There is a shift observed from the leaf/fruit eating caterpillars to sucking pests in the recent years.  While monoculture of crops/varieties and chemical pest management practices understood to have resulted resulted in such pest shifts, climate change also have also contributed for such shift.  For example in cotton there is a shift towards sucking pests (mealy bugs, jassids) particularly after the introduction of Bt cotton.  Similarly, Aphid incidence in Groundnut, Thrips and yellow mites in chillies are observed.  Most of the sucking pests are also vectors of viral diseases. With increasing incidence of sucking pests viral diseases are also increasing e.g., Budnecrosis in Groundnut, Tobacco Streak Virus incidence in Cotton, and similar viral problems in most of the fruit crops, vegetables.

Other impacts of Climate change on pest incidence

a. Increases in UV-B radiation is likely due to depletion of ozone layer resulting in increased production of plant metabolites that might change the host-pathogen relationships and the status of the individual pest.

b.

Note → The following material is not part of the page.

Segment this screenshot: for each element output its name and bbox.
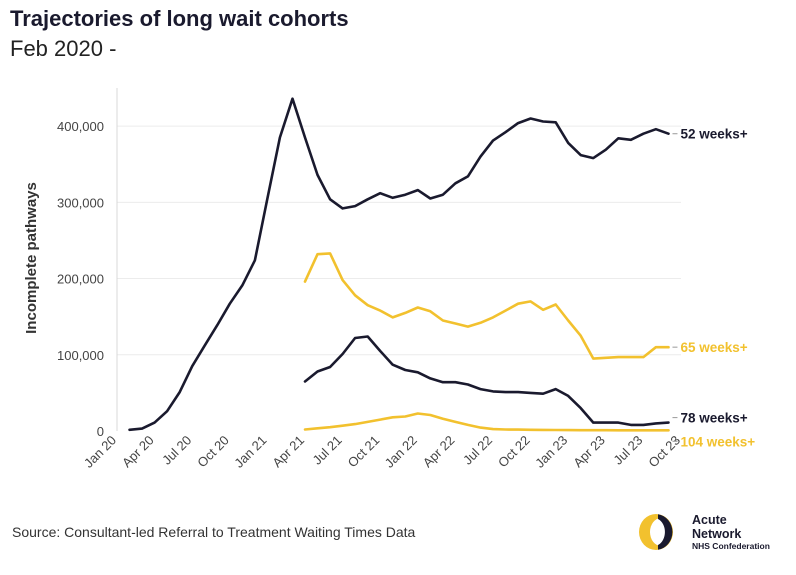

Under changed climatic condition, cropping pattern and intensity may be changed and to cope up the situation new varieties,  or new methods of pest control or new chemicals to kill a pest may be released which might have either positive or negative impact on pests.

Ecological Pest management

Pest is not a problem but a symptom. Disturbance in the ecological balance among different components of crop ecosystem (biotic and abiotic) makes certain insects reach pest status.  These problems of increasing pest incidences and pest shifts can be tackled only with better  environmental friendly pest management practices.  Ecological approaches to pest management should be based on knowledge and skill based practices to prevent insects from reaching damaging stages and damaging proportions by making best use of local resources, natural processes and community action’.

  • Understanding crop ecosystem and suitably modifying by adopting suitable cropping systems and crop production practices. The type of pests and their behavior differs with crop ecosystem. Similarly the natural enemies’ composition also varies with the cropping systems.
  • Understanding insect biology and behavior and adopting suitable preventive measures to reduce the pest numbers.
  • Building Farmers knowledge and skills in making best use of local resources and natural processes and community action. Natural ecological balance which ensures that pests do not reach a critical number in the field that endangers the yield. Nature can restore such a balance if it is not meddled with too much.

In Andhra Pradesh such initiative implemented through Federations of Women Self Groups across the state in 18 districts in more than 3000 villages covering more than 14 lakh acres in 2008-09 in the name of ‘Non Pesticidal Management’ has shown that such eco-approaches can bring in both ecological and economic benefits to the farmers.  This program started in 2004-05 with technical support from Centre for Sustainable Agriculture and financial and administrative support from Society for Elimination of Rural Poverty (SERP).  The farmers in the villages are grouped into Field Schools and trained by the local civil society organisations.  The regular and incidental technical support is institutionalized and community managed.  The learning from this program are now considered by the ‘National Mission on Sustainable Agriculture’ as part of National Action Plan on Climate Change to be implemented across the country during the 11th five year plan.